Entre os setores que compõem a PMC, o de artigos farmacêuticos& perfumaria foi um dos destaques, com crescimento anual de 14,2%, recorde da série histórica. “É a única atividade a sustentar também oito anos de crescimento contínuo”, disse Cristiano. O segmento que inclui hipermercados, supermercados e alimentos subiu 4,6%, um pouco acima de móveis&eletrodomésticos (4,2%). Em outra ponta, as vendas de combustíveis&lubrificantes caíram 1,5%.
O varejo ampliado cresceu 4,1% – melhor resultado desde 2021 –, com altas de 11,7% em veículos, motos e peças e de 4,7% no segmento de material de construção.
PREVISÕES
Os números animadores de 2024 não se repetirão neste ano, afirmam economistas e analistas do setor. Três fatores básicos e interligados vão frear o movimento do comércio. O primeiro é a taxa básica de juros (Selic), que já sofreu quatro altas seguidas desde setembro – saiu de 10,50% para 13,25% ao ano – e deverá subir mais. Isso aumenta custos e reduz o crédito, outro fator básico para o consumo.

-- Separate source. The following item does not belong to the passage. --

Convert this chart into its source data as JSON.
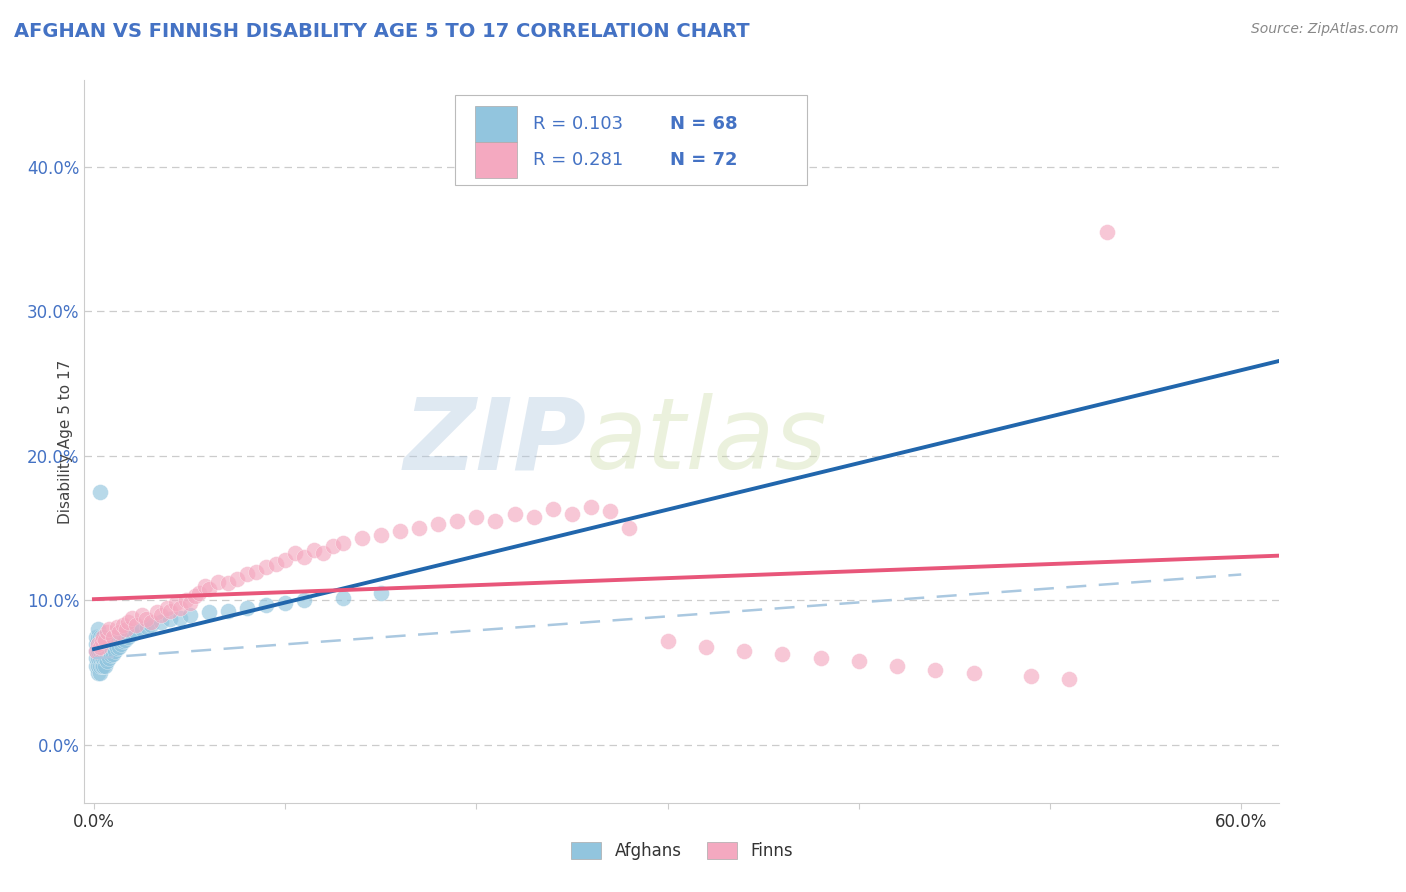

Além disso, o mercado de trabalho não deverá se manter tão aquecido. “Juros e inflação pesaram negativamente, principalmente a partir do segundo semestre, quando dá para ver uma desaceleração”, afirmou Gamboa, da ACSP. “Em novembro e dezembro, houve estagnação, que já estaria começando na margem. Os setores que se deram melhor foram os mais vinculados à renda do que ao crédito.” Caso de farmácias e itens mais essenciais de consumo.
O resultado final de 2024 também ficou um pouco acima da projeção (4,5%) publicada no relatório Tendências do Varejo, do Centro de Excelência em Varejo da Fundação Getulio Vargas (FGV). E teve como “propulsores” crédito mais emprego e renda “em seu nível máximo”, segundo o professor Ricardo Meirelles de Faria, da Escola de Administração de Empresas de São Paulo (Eaesp-FGV).
Ao mesmo tempo, ele observa que a atividade econômica acelerada no ano passado é acompanhada de uma ressalva: o impulso fiscal nos dois primeiros anos de governo trouxe também pressão inflacionária e elevação (5 pontos percentuais, de 56% para 61,1%) na relação dívida líquida-PIB. O cenário mudou.
“Nossas estimativas são de que com o início do freio nos estímulos dos dois lados, fiscal e monetário, as vendas no varejo irão reduzir o crescimento em menos que um terço do realizado em 2024”, afirmou o também economista-chefe da Linus Galena Consultoria Econômica. A estimativa provisória é de 1,3%. O dado será ajustado na próxima edição do Tendência do Varejo, em março.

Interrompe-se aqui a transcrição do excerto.